Art Basel Miami Beach 2025
The garden has long been a space where nature, culture, and memory converge. From the Hortus Conclusus of the Middle Ages—symbols of purity and protection—to the palatial gardens of the Renaissance and Baroque, it has served as a metaphor for order, power, and human control over nature. It has also been conceived as an esoteric and mystical space, where the visible and invisible intertwine, inviting contemplation and encounters with the transcendent.
During the Romantic and Impressionist periods, the garden became a refuge for emotion and a space for sensory contemplation, exploring light, color, and domestic intimacy.

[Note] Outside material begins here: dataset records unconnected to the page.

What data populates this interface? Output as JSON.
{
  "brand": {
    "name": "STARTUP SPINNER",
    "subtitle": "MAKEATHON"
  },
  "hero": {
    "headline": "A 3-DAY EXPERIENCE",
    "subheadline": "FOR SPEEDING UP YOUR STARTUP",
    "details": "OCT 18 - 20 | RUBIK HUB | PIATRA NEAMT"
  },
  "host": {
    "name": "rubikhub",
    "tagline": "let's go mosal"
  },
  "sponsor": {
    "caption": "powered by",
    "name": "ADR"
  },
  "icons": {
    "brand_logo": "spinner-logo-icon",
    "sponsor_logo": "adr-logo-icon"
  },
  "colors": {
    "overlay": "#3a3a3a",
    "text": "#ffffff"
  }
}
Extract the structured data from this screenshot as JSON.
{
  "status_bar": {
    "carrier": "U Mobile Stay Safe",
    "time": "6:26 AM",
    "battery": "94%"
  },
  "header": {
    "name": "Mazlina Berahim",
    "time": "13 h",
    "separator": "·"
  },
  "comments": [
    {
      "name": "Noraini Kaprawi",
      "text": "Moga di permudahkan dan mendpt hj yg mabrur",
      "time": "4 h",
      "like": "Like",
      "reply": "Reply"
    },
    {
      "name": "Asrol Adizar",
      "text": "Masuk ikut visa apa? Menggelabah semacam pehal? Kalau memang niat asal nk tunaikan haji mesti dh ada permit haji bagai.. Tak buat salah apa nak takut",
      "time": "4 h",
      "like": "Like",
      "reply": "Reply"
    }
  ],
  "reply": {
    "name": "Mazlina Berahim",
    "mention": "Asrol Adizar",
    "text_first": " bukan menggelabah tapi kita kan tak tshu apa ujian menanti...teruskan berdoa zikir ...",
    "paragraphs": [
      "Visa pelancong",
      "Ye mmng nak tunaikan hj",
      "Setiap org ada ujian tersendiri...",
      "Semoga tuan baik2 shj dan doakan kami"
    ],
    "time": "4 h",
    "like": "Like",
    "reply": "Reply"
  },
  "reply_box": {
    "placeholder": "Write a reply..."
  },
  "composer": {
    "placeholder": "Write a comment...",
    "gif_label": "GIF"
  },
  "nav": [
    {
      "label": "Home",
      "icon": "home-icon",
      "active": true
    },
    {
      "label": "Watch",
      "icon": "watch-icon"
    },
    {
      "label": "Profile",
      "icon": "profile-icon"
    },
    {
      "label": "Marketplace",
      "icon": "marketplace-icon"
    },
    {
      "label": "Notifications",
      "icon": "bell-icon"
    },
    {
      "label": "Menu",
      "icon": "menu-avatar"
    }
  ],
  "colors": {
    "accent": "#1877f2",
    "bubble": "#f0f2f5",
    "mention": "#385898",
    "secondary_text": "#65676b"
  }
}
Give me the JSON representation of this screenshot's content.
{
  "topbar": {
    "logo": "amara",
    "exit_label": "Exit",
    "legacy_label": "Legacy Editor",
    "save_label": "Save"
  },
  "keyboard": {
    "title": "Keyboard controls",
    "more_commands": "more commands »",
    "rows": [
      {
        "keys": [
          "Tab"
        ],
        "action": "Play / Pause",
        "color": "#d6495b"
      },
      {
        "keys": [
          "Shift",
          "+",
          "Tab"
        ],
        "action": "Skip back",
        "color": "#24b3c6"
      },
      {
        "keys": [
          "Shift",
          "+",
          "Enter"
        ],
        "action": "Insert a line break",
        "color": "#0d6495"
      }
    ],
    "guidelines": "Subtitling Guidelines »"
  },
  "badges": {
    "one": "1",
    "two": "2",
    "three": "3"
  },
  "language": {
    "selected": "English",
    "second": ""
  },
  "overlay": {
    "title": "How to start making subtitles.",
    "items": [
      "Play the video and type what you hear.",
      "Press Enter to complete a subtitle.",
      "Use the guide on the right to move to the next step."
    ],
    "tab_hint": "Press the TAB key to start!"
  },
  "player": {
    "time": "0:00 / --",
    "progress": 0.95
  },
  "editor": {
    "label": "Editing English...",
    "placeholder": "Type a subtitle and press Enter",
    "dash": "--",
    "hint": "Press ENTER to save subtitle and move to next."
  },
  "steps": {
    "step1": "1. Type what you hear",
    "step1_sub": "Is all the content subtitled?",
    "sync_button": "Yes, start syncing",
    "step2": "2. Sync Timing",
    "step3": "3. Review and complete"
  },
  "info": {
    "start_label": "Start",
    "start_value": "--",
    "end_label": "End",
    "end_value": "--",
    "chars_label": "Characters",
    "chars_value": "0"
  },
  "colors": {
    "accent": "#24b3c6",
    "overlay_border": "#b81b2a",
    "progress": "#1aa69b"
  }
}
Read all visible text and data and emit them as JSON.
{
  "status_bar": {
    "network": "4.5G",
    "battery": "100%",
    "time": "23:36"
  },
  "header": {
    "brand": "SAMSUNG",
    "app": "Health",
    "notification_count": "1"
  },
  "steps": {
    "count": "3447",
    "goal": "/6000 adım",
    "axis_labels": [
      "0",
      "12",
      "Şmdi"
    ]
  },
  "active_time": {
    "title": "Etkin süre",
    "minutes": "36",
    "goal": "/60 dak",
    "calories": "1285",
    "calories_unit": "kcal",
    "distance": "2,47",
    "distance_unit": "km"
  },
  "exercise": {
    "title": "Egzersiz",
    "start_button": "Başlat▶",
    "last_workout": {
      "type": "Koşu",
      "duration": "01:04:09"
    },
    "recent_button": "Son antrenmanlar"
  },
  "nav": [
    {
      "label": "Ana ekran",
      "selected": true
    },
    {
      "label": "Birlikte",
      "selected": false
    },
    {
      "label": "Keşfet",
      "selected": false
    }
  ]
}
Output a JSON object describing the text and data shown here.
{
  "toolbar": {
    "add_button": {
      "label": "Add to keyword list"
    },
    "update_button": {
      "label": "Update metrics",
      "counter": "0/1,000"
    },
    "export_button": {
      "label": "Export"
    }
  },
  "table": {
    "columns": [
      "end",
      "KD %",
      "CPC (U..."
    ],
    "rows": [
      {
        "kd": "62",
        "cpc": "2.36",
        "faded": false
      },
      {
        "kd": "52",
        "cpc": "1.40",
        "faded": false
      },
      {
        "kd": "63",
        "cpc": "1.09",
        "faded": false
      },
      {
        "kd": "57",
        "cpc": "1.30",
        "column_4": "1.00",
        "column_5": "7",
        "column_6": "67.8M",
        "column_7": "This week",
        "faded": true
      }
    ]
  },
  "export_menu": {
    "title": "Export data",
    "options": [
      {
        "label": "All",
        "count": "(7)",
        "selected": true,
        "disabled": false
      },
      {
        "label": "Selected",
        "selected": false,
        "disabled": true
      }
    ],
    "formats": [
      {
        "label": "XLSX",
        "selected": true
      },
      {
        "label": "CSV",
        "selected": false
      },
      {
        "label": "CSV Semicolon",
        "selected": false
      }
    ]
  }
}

In the 20th century, movements such as Surrealism and Land Art expanded the garden into realms of the dreamlike, the conceptual, and the ecological, turning it into a laboratory for artistic experimentation.
In contemporary art, the garden continues to be a site of reflection and action: a political, communal, and ecological space where the relationship between humans and nonhumans is questioned, and where memory, care, and sustainability are cultivated.
Thus, the garden remains a motif that weaves together history, intimate experience, mysticism, and the future, inviting viewers to form profound relationships that question domesticated spaces, nature as a tool of power, and plants as channels connecting material and transcendent worlds. This project encourages a dialogue around the multiple possible ways of inhabiting such spaces, exploring how the natural, the symbolic, and the social intertwine in our experience of the world.